Maligayan pagbati sa Pilipinas na… walang plastik!
Now imagine if that was a saying. “Welcome to a Plastic Free Philippines!”
My short life’s journey has pretty much only revolved around plastics.
In fact so much so that when I was a young boy, I will always remember walking to school one day, when my mother told me, “If you don’t do your homework you’ll end up being a garbage man.”
Today I am deeply honored to be receiving the Ramon Magsaysay award for my work as a garbage man.
Sometimes, I wake up and it feels like a never-ending battle. We will be knee-deep in a river cleaning it up and feeling victorious, but the very next day with big rains, the river is filled with more trash than the previous day.
A new study reveals that there is no surface on earth without signs of plastic pollution. This means that every island in the Philippines, in Indonesia, under some shell, under some rock has plastic pollution.
Every single minute, a garbage truck full of plastic pollution enters our ocean from rivers globally.
In the next decade, we are set to triple global plastic production. Is this really the legacy that we want to leave behind?

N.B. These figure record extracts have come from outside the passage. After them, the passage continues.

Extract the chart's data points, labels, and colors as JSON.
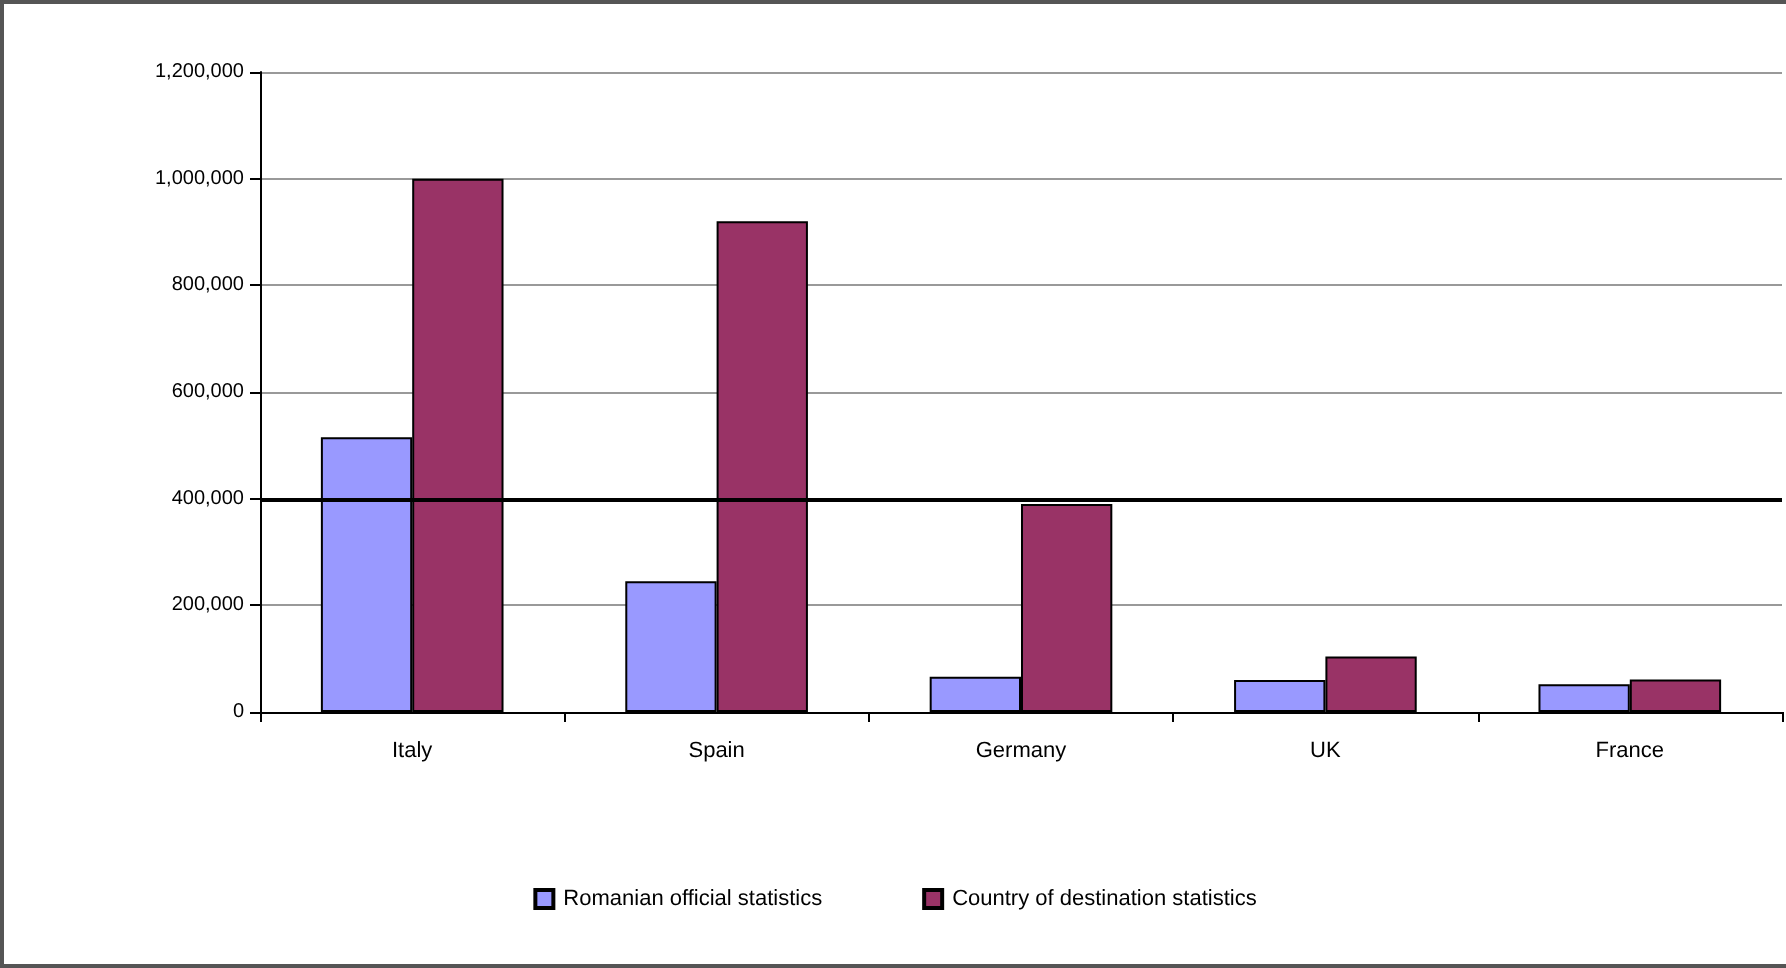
{
  "chart_data": {
    "type": "bar",
    "categories": [
      "Italy",
      "Spain",
      "Germany",
      "UK",
      "France"
    ],
    "series": [
      {
        "name": "Romanian official statistics",
        "color": "#9999ff",
        "values": [
          515000,
          245000,
          66000,
          60000,
          52000
        ]
      },
      {
        "name": "Country of destination statistics",
        "color": "#993366",
        "values": [
          1000000,
          920000,
          390000,
          104000,
          61000
        ]
      }
    ],
    "ylim": [
      0,
      1200000
    ],
    "yticks": [
      {
        "value": 0,
        "label": "0"
      },
      {
        "value": 200000,
        "label": "200,000"
      },
      {
        "value": 400000,
        "label": "400,000"
      },
      {
        "value": 600000,
        "label": "600,000"
      },
      {
        "value": 800000,
        "label": "800,000"
      },
      {
        "value": 1000000,
        "label": "1,000,000"
      },
      {
        "value": 1200000,
        "label": "1,200,000"
      }
    ],
    "ref_lines": [
      {
        "axis": "y",
        "value": 400000,
        "color": "#000000"
      }
    ],
    "grid": "y",
    "legend": "bottom"
  }
}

It calls for collective action, we need a radical shift in how we think and how we use plastics. And it starts directly in our rivers, where we can still stop this disaster from destroying our planet and our health.
We need to focus on scalable solutions and implement them quickly. In 2 short years of running Sungai Watch, we have seen the potential for change by harnessing the power of community. In 2 short years of running Sungai Watch, we have already had to move some of our barriers because no more plastics are polluting those rivers due to growing public awareness about plastic pollution. It feels as if those rivers have officially “graduated” from our programs.
But we are destructing our planet, quicker than we can fix it. And now, we need to let our planet rest.
We have cleaned up some of the worst disaster relief areas. And when we fully restore these areas and let nature do its work. We have seen mangroves regrow. We have seen fish come back.
But cleaning up plastics is only half of the battle. Processing the trash and turning it into valuable products is a whole other game. So that is what we are doing. We are collecting, sorting, processing, treating, and recycling the trash that we collect.
What if we could sweep all the plastic out there and use it for good? Turn garbage into an economical incentive to fund back our cleanup programs.
Our next goal is to install 1,000 barriers throughout the world’s most polluted rivers but we can’t do this alone. There is a lot of work ahead of us and this is just the beginning, but I hope that everyone here today will join me in some small way on this lifelong journey against plastic pollution.
The little boy inside of me would have never dreamed once to become a garbage man doing everything in my power to make sure that we can win this plastic war. What a celebration it is to be here in the Philippines tonight!